John Doe has read everything about the kiss: the best psychology books about its emotional effects, the best biological and medical literature on its physiological effects, and the best poems, novels, and stories — the romantic ones, the erotic ones, and the worldly ones. There is no greater expert on the kiss than John Doe! When he talks about it, everyone listens because he is the authority. But John Doe has never kissed the woman he loves. Perhaps he has kissed others, maybe many, but not the one he loves.

After many years, when he finally kisses her for the first time with an endless kiss — just the two of them, without impediments or haste—, and the only words that come to his mind are «Thank you, my God! Thank you, my God! Thank you, my God! Thank you, my God!», then he realizes that he did not know what a kiss was, and that he could never express in words the existential plenitude he experienced.

Furthermore, he now realizes that it doesn’t matter if his ideas about kissing were true or false because they do not add or take a thing. They weigh nothing! Like a null set, all his opinions were tekel. Theory and words fall so short that to say they do no justice to reality is to do no justice to reality. After having all his works written, when Thomas Aquinas had a mystical revelation of God, he summarized it well: «I can write no more. All that I have written seems like straw.» In that sense, I declare myself a Thomist!

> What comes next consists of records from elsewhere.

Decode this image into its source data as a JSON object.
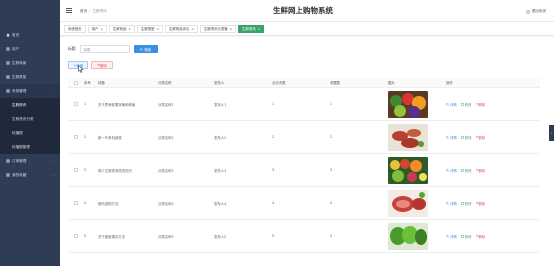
{
  "app_title": "生鲜网上购物系统",
  "logout_label": "退出系统",
  "breadcrumb": {
    "home": "首页",
    "current": "生鲜资讯"
  },
  "sidebar": {
    "items": [
      {
        "label": "首页",
        "icon": "home-icon"
      },
      {
        "label": "用户",
        "icon": "grid-icon"
      },
      {
        "label": "生鲜商家",
        "icon": "grid-icon"
      },
      {
        "label": "生鲜类型",
        "icon": "grid-icon"
      },
      {
        "label": "系统管理",
        "icon": "grid-icon",
        "expanded": true
      }
    ],
    "subitems": [
      {
        "label": "生鲜资讯",
        "selected": true
      },
      {
        "label": "生鲜资讯分类"
      },
      {
        "label": "轮播图"
      },
      {
        "label": "轮播图管理"
      }
    ],
    "bottom_items": [
      {
        "label": "订单管理",
        "icon": "grid-icon"
      },
      {
        "label": "我的收藏",
        "icon": "grid-icon"
      }
    ]
  },
  "tabs": [
    {
      "label": "系统首页",
      "active": false
    },
    {
      "label": "用户",
      "active": false
    },
    {
      "label": "生鲜商品",
      "active": false
    },
    {
      "label": "生鲜类型",
      "active": false
    },
    {
      "label": "生鲜商品评论",
      "active": false
    },
    {
      "label": "生鲜资讯分类管",
      "active": false
    },
    {
      "label": "生鲜资讯",
      "active": true
    }
  ],
  "search": {
    "label": "标题",
    "placeholder": "标题",
    "button": "搜索"
  },
  "actions": {
    "add": "新增",
    "delete": "删除"
  },
  "table": {
    "headers": [
      "序号",
      "标题",
      "分类名称",
      "发布人",
      "点击次数",
      "收藏数",
      "图片",
      "操作"
    ],
    "rows": [
      {
        "idx": "1",
        "title": "关于思考鲜果采摘和种植",
        "category": "分类名称1",
        "publisher": "发布人1",
        "clicks": "1",
        "favs": "1",
        "image": "vegetables"
      },
      {
        "idx": "2",
        "title": "新一代有机蔬菜",
        "category": "分类名称2",
        "publisher": "发布人2",
        "clicks": "2",
        "favs": "2",
        "image": "meat-skewers"
      },
      {
        "idx": "3",
        "title": "简介生鲜类商品的知识",
        "category": "分类名称3",
        "publisher": "发布人3",
        "clicks": "3",
        "favs": "3",
        "image": "mixed-produce"
      },
      {
        "idx": "4",
        "title": "鲜肉选购方法",
        "category": "分类名称4",
        "publisher": "发布人4",
        "clicks": "4",
        "favs": "4",
        "image": "raw-meat"
      },
      {
        "idx": "5",
        "title": "关于蔬菜储存方法",
        "category": "分类名称5",
        "publisher": "发布人5",
        "clicks": "5",
        "favs": "5",
        "image": "leafy-greens"
      }
    ],
    "ops": {
      "view": "详情",
      "edit": "修改",
      "delete": "删除"
    }
  },
  "colors": {
    "sidebar": "#2f3c55",
    "accent_green": "#3aa36b",
    "accent_blue": "#3a8ee6",
    "danger": "#e55050"
  }
}
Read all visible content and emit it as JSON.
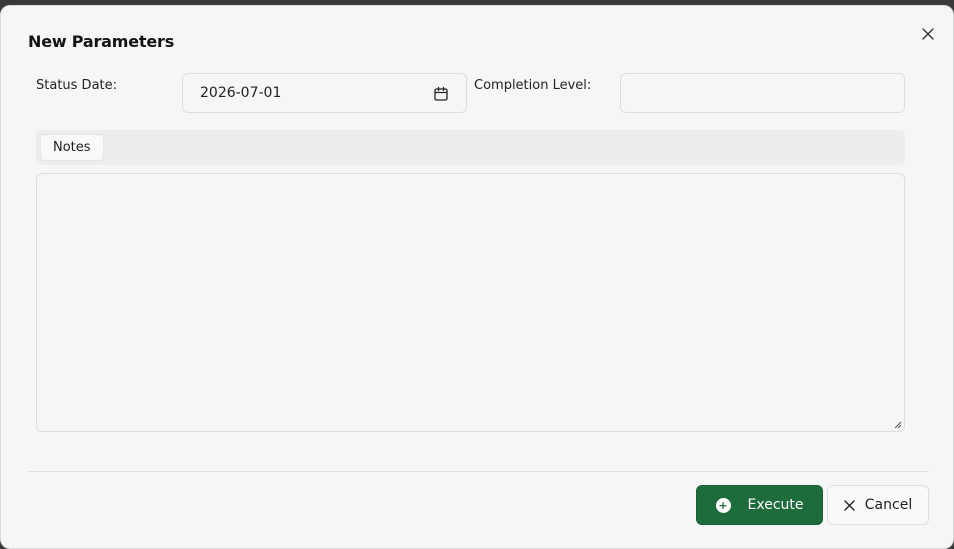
{
  "dialog": {
    "title": "New Parameters",
    "close_icon": "close-icon"
  },
  "form": {
    "status_date_label": "Status Date:",
    "status_date_value": "2026-07-01",
    "calendar_icon": "calendar-icon",
    "completion_level_label": "Completion Level:",
    "completion_level_value": ""
  },
  "tabs": [
    {
      "label": "Notes",
      "active": true
    }
  ],
  "notes": {
    "value": ""
  },
  "footer": {
    "execute_label": "Execute",
    "execute_icon": "plus-circle-icon",
    "cancel_label": "Cancel",
    "cancel_icon": "close-icon"
  },
  "colors": {
    "primary": "#1e6b3c",
    "background": "#f5f7f6"
  }
}
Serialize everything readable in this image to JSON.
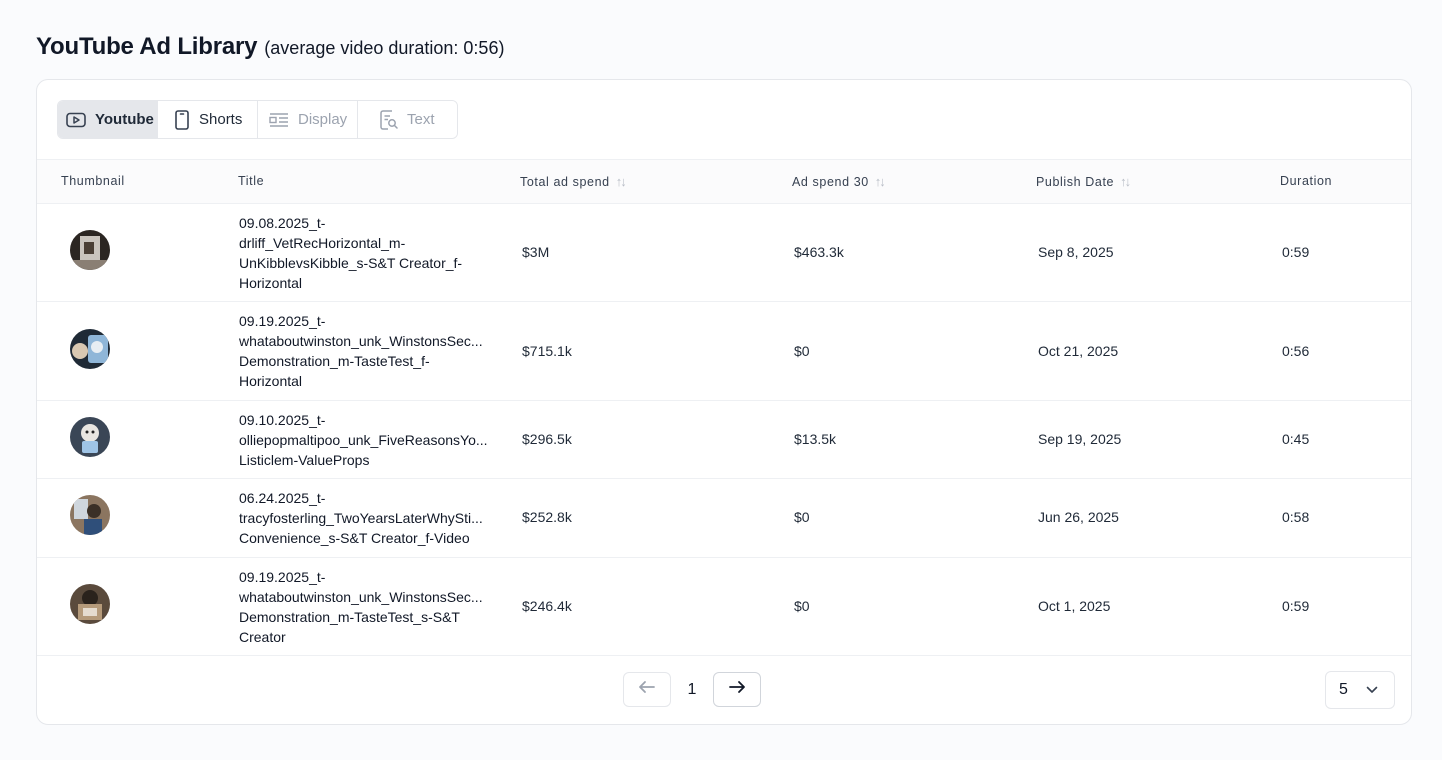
{
  "header": {
    "title": "YouTube Ad Library",
    "subtitle": "(average video duration: 0:56)"
  },
  "tabs": [
    {
      "label": "Youtube",
      "icon": "play-icon",
      "state": "active"
    },
    {
      "label": "Shorts",
      "icon": "phone-icon",
      "state": "normal"
    },
    {
      "label": "Display",
      "icon": "display-layout-icon",
      "state": "disabled"
    },
    {
      "label": "Text",
      "icon": "text-search-icon",
      "state": "disabled"
    }
  ],
  "table": {
    "columns": [
      "Thumbnail",
      "Title",
      "Total ad spend",
      "Ad spend 30",
      "Publish Date",
      "Duration"
    ],
    "sortable": [
      false,
      false,
      true,
      true,
      true,
      false
    ],
    "rows": [
      {
        "title_lines": [
          "09.08.2025_t-",
          "drliff_VetRecHorizontal_m-",
          "UnKibblevsKibble_s-S&T Creator_f-",
          "Horizontal"
        ],
        "total_spend": "$3M",
        "spend_30": "$463.3k",
        "publish_date": "Sep 8, 2025",
        "duration": "0:59"
      },
      {
        "title_lines": [
          "09.19.2025_t-",
          "whataboutwinston_unk_WinstonsSec...",
          "Demonstration_m-TasteTest_f-",
          "Horizontal"
        ],
        "total_spend": "$715.1k",
        "spend_30": "$0",
        "publish_date": "Oct 21, 2025",
        "duration": "0:56"
      },
      {
        "title_lines": [
          "09.10.2025_t-",
          "olliepopmaltipoo_unk_FiveReasonsYo...",
          "Listiclem-ValueProps"
        ],
        "total_spend": "$296.5k",
        "spend_30": "$13.5k",
        "publish_date": "Sep 19, 2025",
        "duration": "0:45"
      },
      {
        "title_lines": [
          "06.24.2025_t-",
          "tracyfosterling_TwoYearsLaterWhySti...",
          "Convenience_s-S&T Creator_f-Video"
        ],
        "total_spend": "$252.8k",
        "spend_30": "$0",
        "publish_date": "Jun 26, 2025",
        "duration": "0:58"
      },
      {
        "title_lines": [
          "09.19.2025_t-",
          "whataboutwinston_unk_WinstonsSec...",
          "Demonstration_m-TasteTest_s-S&T",
          "Creator"
        ],
        "total_spend": "$246.4k",
        "spend_30": "$0",
        "publish_date": "Oct 1, 2025",
        "duration": "0:59"
      }
    ]
  },
  "pagination": {
    "current_page": "1",
    "page_size": "5"
  },
  "colors": {
    "background": "#fafbfd",
    "card": "#ffffff",
    "border": "#e5e7eb",
    "active_tab": "#e5e7eb",
    "text": "#111827",
    "muted": "#9ca3af"
  }
}
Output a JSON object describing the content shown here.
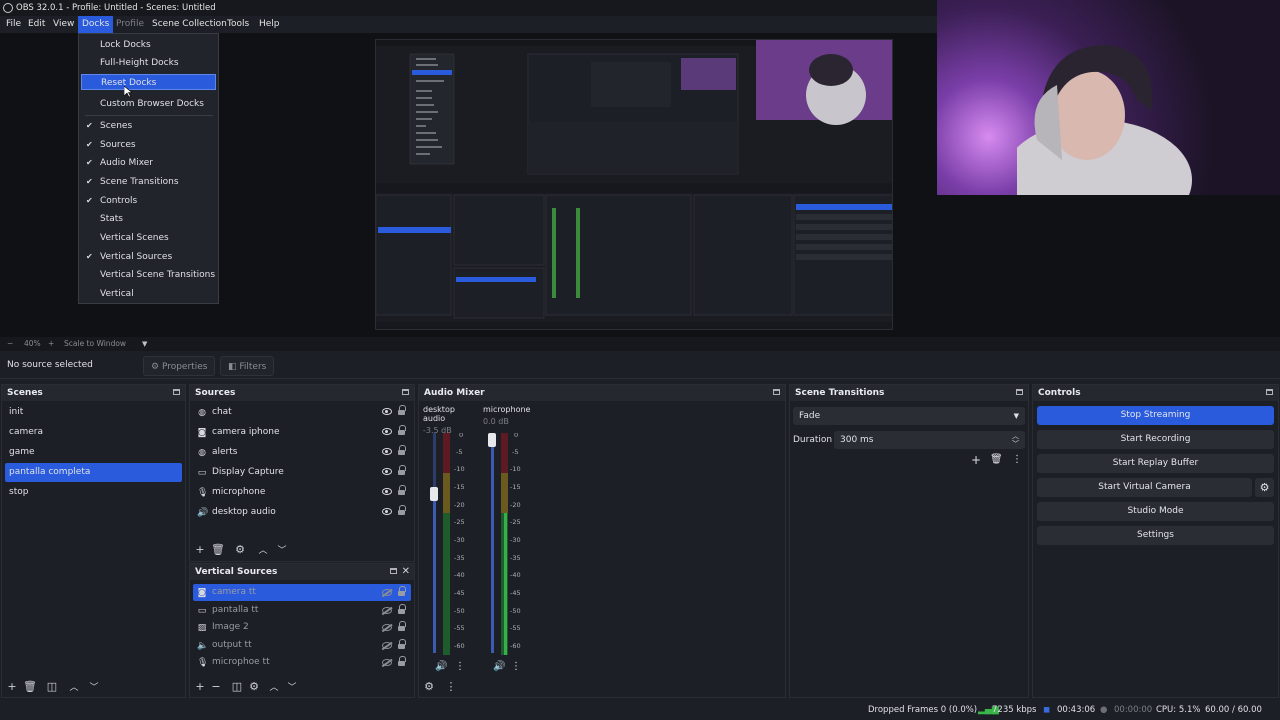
{
  "window": {
    "title": "OBS 32.0.1 - Profile: Untitled - Scenes: Untitled"
  },
  "menu": {
    "file": "File",
    "edit": "Edit",
    "view": "View",
    "docks": "Docks",
    "profile": "Profile",
    "scene_collection": "Scene Collection",
    "tools": "Tools",
    "help": "Help"
  },
  "docks_menu": {
    "lock": "Lock Docks",
    "full_height": "Full-Height Docks",
    "reset": "Reset Docks",
    "custom_browser": "Custom Browser Docks",
    "items": [
      {
        "label": "Scenes",
        "checked": true
      },
      {
        "label": "Sources",
        "checked": true
      },
      {
        "label": "Audio Mixer",
        "checked": true
      },
      {
        "label": "Scene Transitions",
        "checked": true
      },
      {
        "label": "Controls",
        "checked": true
      },
      {
        "label": "Stats",
        "checked": false
      },
      {
        "label": "Vertical Scenes",
        "checked": false
      },
      {
        "label": "Vertical Sources",
        "checked": true
      },
      {
        "label": "Vertical Scene Transitions",
        "checked": false
      },
      {
        "label": "Vertical",
        "checked": false
      }
    ]
  },
  "zoom": {
    "level": "40%",
    "mode": "Scale to Window"
  },
  "source_bar": {
    "status": "No source selected",
    "properties": "Properties",
    "filters": "Filters"
  },
  "scenes": {
    "title": "Scenes",
    "items": [
      "init",
      "camera",
      "game",
      "pantalla completa",
      "stop"
    ],
    "selected": "pantalla completa"
  },
  "sources": {
    "title": "Sources",
    "items": [
      {
        "label": "chat",
        "icon": "globe-icon"
      },
      {
        "label": "camera iphone",
        "icon": "camera-icon"
      },
      {
        "label": "alerts",
        "icon": "globe-icon"
      },
      {
        "label": "Display Capture",
        "icon": "monitor-icon"
      },
      {
        "label": "microphone",
        "icon": "microphone-icon"
      },
      {
        "label": "desktop audio",
        "icon": "speaker-icon"
      }
    ]
  },
  "vertical_sources": {
    "title": "Vertical Sources",
    "items": [
      {
        "label": "camera tt",
        "icon": "camera-icon"
      },
      {
        "label": "pantalla tt",
        "icon": "monitor-icon"
      },
      {
        "label": "Image 2",
        "icon": "image-icon"
      },
      {
        "label": "output tt",
        "icon": "speaker-icon"
      },
      {
        "label": "microphoe tt",
        "icon": "microphone-icon"
      }
    ]
  },
  "audio_mixer": {
    "title": "Audio Mixer",
    "channels": [
      {
        "name": "desktop audio",
        "db": "-3.5 dB",
        "fader": 0.62
      },
      {
        "name": "microphone",
        "db": "0.0 dB",
        "fader": 0.95
      }
    ],
    "ticks": [
      "0",
      "-5",
      "-10",
      "-15",
      "-20",
      "-25",
      "-30",
      "-35",
      "-40",
      "-45",
      "-50",
      "-55",
      "-60"
    ]
  },
  "transitions": {
    "title": "Scene Transitions",
    "selected": "Fade",
    "duration_label": "Duration",
    "duration_value": "300 ms"
  },
  "controls": {
    "title": "Controls",
    "stop_streaming": "Stop Streaming",
    "start_recording": "Start Recording",
    "start_replay": "Start Replay Buffer",
    "start_virtual": "Start Virtual Camera",
    "studio_mode": "Studio Mode",
    "settings": "Settings"
  },
  "status": {
    "dropped": "Dropped Frames 0 (0.0%)",
    "bitrate": "7235 kbps",
    "stream_time": "00:43:06",
    "rec_time": "00:00:00",
    "cpu": "CPU: 5.1%",
    "fps": "60.00 / 60.00 FPS"
  },
  "colors": {
    "accent": "#2a5bdc",
    "bg": "#1d1f26",
    "panel": "#262830"
  }
}
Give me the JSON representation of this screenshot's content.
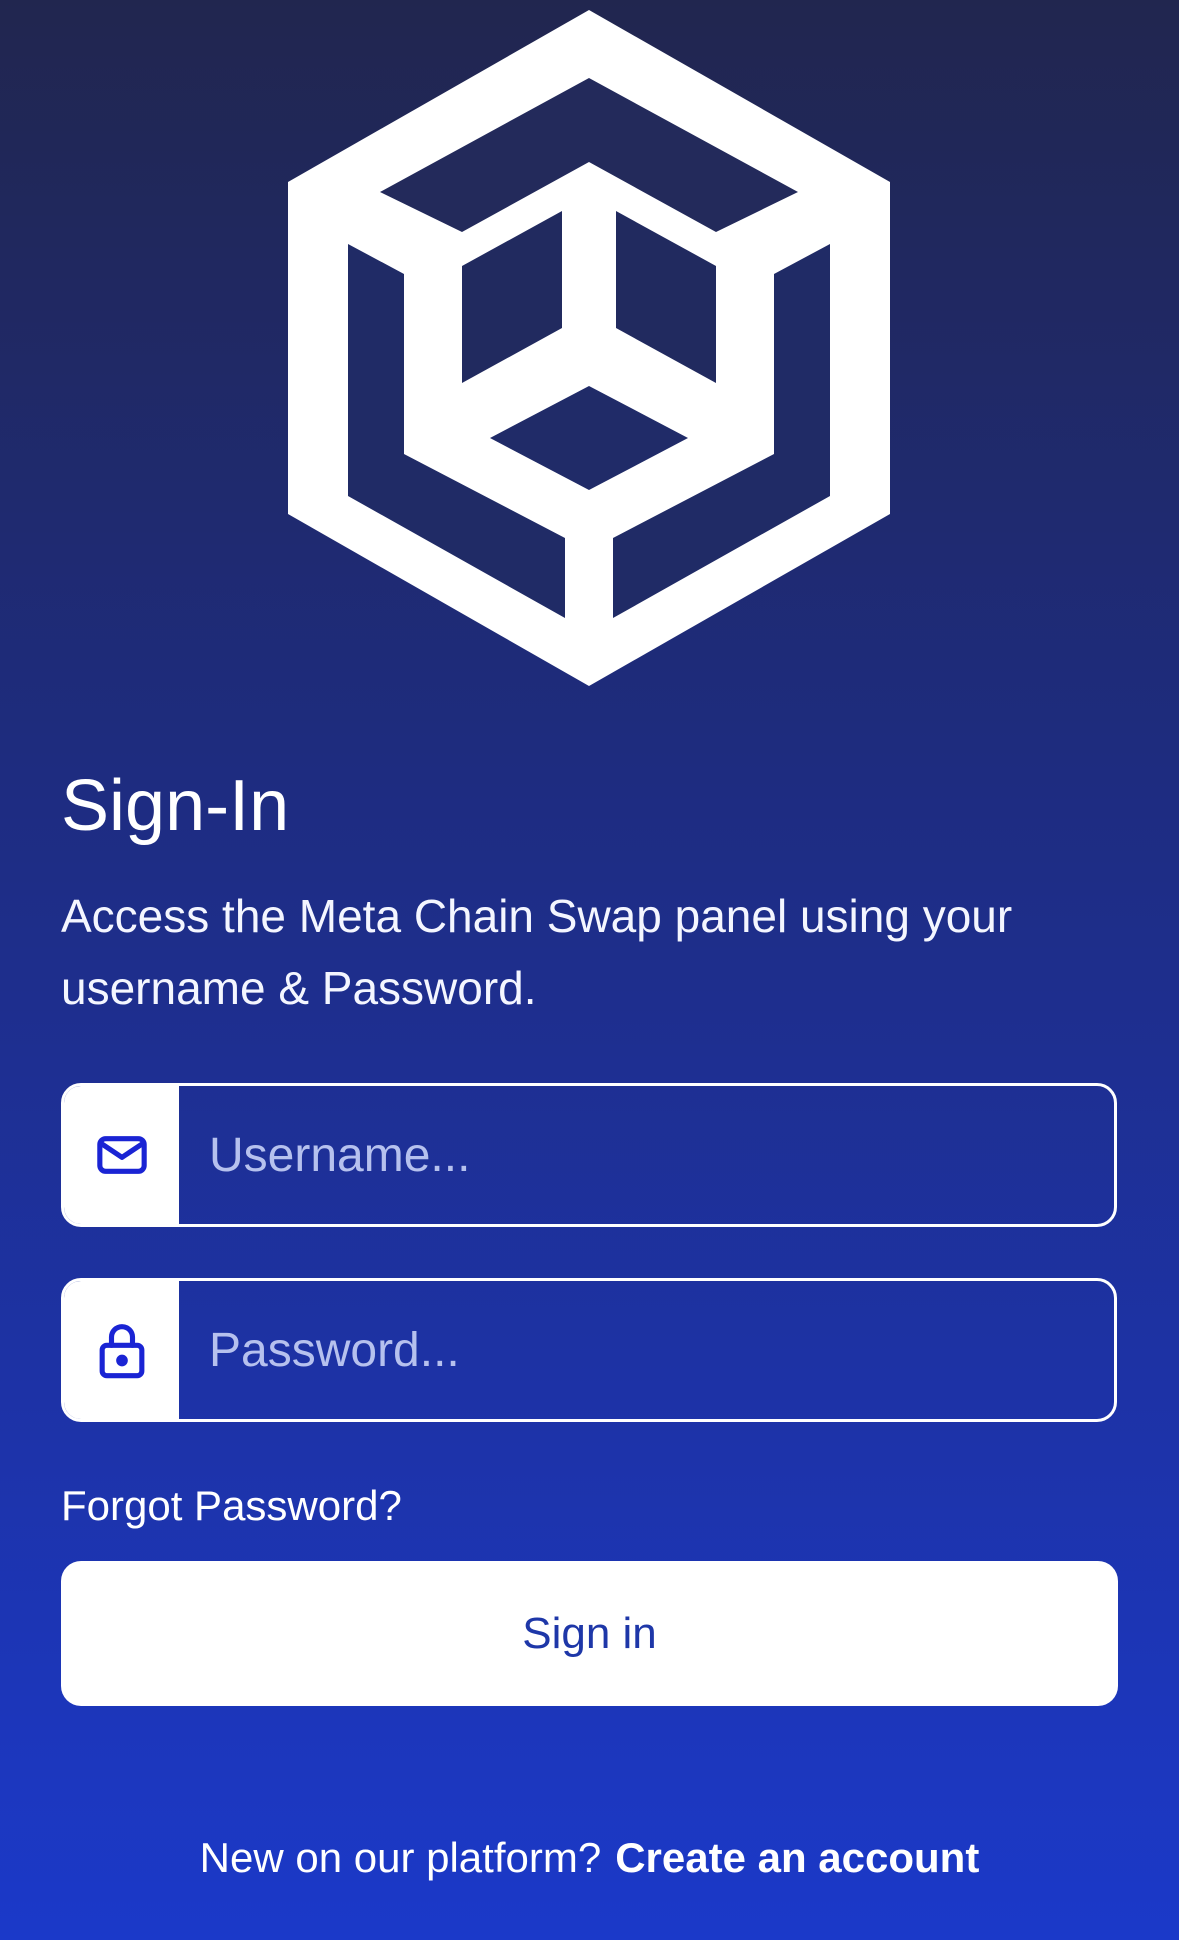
{
  "logo": {
    "name": "cube-logo-icon"
  },
  "title": "Sign-In",
  "subtitle": "Access the Meta Chain Swap panel using your username & Password.",
  "username": {
    "placeholder": "Username...",
    "value": "",
    "icon": "mail-icon"
  },
  "password": {
    "placeholder": "Password...",
    "value": "",
    "icon": "lock-icon"
  },
  "forgot_label": "Forgot Password?",
  "signin_label": "Sign in",
  "footer": {
    "prompt": "New on our platform?",
    "create_label": "Create an account"
  },
  "colors": {
    "accent": "#1e37a8",
    "icon": "#1a24d4",
    "placeholder": "#b6c1ee"
  }
}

From that point on, the guidance of the Holy Spirit became as clear to me as the purest water; his voice took away all my fears, and the sadness left me, never to return. In 2018, during a time of prayer and fasting, God promised me that from my 40s on He would restore everything I lost. He also promised He would give me a wife. And so it was. When I was 40, I met Lisette in Medellín. Two days after we started talking, I told her that I wanted to marry her, and she accepted. A month before turning 41, with full certainty in my heart that God had fulfilled his promise, we were already together in Miami. My good God fulfilled His word and has not stopped fulfilling every promise He has made since then. He has restored every single area of my life.

What about my profession? One of the things God took away was my mental block. In 2018, I started generating ideas again. The ideas gradually materialized into articles, and since then, I have been publishing in such diverse areas and in such well-reputed journals that I am still amazed: philosophy, physics, epidemiology, population genetics, statistics, information theory, and artificial intelligence, are but a sample. And I have more ideas. Many more! So many that sometimes it’s hard for me to pick the one to dedicate my next effort. And I know greater things are coming. After a mental and existential hiatus of ten years, there is no area where God has not intervened to restore it and make all things new. And yes, my Google Scholar page is there to prove it.

I don’t believe in religions; I don’t think the answer is Catholicism, Protestantism, or Anglicanism; in fact, I have a rather poor — if not negative — view of all those «isms.» They all seem like distractions from the true goal. I believe in Jesus; I talk about Jesus and what He has done for me. I live for Christ, and I follow Him. Like Saint Paul, I have been crucified with Christ; it is no longer I who lives, but Christ lives in me; and what I now live in the flesh, I live by the faith in the Son of God, who loved me and gave Himself for me. Like Saint Augustine, my heart was restless until it found rest in Him. Like Saint Thomas, everything I did before finding Him seems like straw. Like William Wilberforce, I believe God called me for a purpose greater than I can imagine. Like George Müller, I decided to die to myself to live for Him, and I want to show the world that it is worth the price.